L. Maggiori1, A. Khayat1, X. Tréton2, F. Bretagnol1, Y. Bouhnik2, Y. Panis1, 1Hôpital Beaujon, Colorectal surgery, Clichy, France, 2Hôpital Beaujon, Gastroenterology & Nutritive Assistance, Clichy, France


Safety and benefits of laparoscopy over laparotomy for elective surgery in inflammatory bowel disease (IBD) have been demonstrated in several randomized controlled trials. However, reports comparing these two approaches for acute colitis are scarce. This first meta-analysis aimed to assess and compare short-term results of laparoscopic and open abdominal colectomy for acute colitis.


A systematic review of the medical literature has been conducted using electronic databases. All studies comparing laparoscopic and open abdominal colectomy for acute colitis and published until September 2012 have been included.

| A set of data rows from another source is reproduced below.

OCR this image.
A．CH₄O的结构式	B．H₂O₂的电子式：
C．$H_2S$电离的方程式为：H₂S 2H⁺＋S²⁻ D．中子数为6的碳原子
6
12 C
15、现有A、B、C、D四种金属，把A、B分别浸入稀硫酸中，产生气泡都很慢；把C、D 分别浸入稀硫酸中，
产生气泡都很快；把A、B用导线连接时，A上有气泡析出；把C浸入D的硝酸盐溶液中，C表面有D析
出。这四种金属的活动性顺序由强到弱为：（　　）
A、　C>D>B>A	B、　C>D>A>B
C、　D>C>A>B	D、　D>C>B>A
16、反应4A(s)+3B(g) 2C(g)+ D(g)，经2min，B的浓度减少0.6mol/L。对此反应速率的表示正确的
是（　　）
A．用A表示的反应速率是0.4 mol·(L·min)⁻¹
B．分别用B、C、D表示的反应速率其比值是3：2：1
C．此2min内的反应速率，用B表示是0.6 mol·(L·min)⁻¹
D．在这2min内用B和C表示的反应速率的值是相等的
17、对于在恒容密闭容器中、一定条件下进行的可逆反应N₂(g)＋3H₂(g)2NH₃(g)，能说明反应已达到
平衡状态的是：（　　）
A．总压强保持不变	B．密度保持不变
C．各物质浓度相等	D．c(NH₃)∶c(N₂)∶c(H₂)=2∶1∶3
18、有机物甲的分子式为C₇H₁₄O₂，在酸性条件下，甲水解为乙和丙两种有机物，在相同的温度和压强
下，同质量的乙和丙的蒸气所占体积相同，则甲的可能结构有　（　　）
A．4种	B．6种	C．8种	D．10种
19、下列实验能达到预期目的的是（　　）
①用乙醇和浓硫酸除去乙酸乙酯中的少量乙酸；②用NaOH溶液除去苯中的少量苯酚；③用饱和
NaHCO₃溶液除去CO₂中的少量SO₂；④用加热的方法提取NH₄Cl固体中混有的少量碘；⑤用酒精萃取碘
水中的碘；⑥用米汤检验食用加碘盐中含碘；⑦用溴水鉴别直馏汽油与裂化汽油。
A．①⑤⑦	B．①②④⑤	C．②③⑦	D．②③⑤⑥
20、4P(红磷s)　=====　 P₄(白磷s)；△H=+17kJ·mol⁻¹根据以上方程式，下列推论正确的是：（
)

Eight studies, comprising a total of 478 abdominal colectomies (laparoscopic approach: n = 206; open approach: n = 272) have been identified and included. All studies were retrospectives and 3 performed according to a case-match design. Pooled conversion rate were 8/206 (4%). After meta-analysis, laparoscopic approach was associated to a significantly lower overall postoperative morbidity than open approach (32% versus 48% respectively; Odds-ratio (OR): 0.67 [0.30;1.49]; p < 0.001) although neither severe postoperative (9% versus 15%, respectively; OR: 0.59 [0.30;1.13]; p = 0.11) nor reoperation rate (5% versus 9% respectively; OR: 0.67 [0.30;1.49]; p = 0.33) showed no difference between the 2 groups. Furthermore, hospital stay was significantly shorter in the laparoscopic group, as compared to the open approach (Weighted Mean Difference: −3.27 days [−4.60; −1.95]; p < 0.001).


Although quality of the included study was limited and no randomized trial was availed, this first meta-analysis suggested that laparoscopic abdominal colectomy for acute colitis is associated with reduced morbidity rate and hospital stay as compared to the open approach.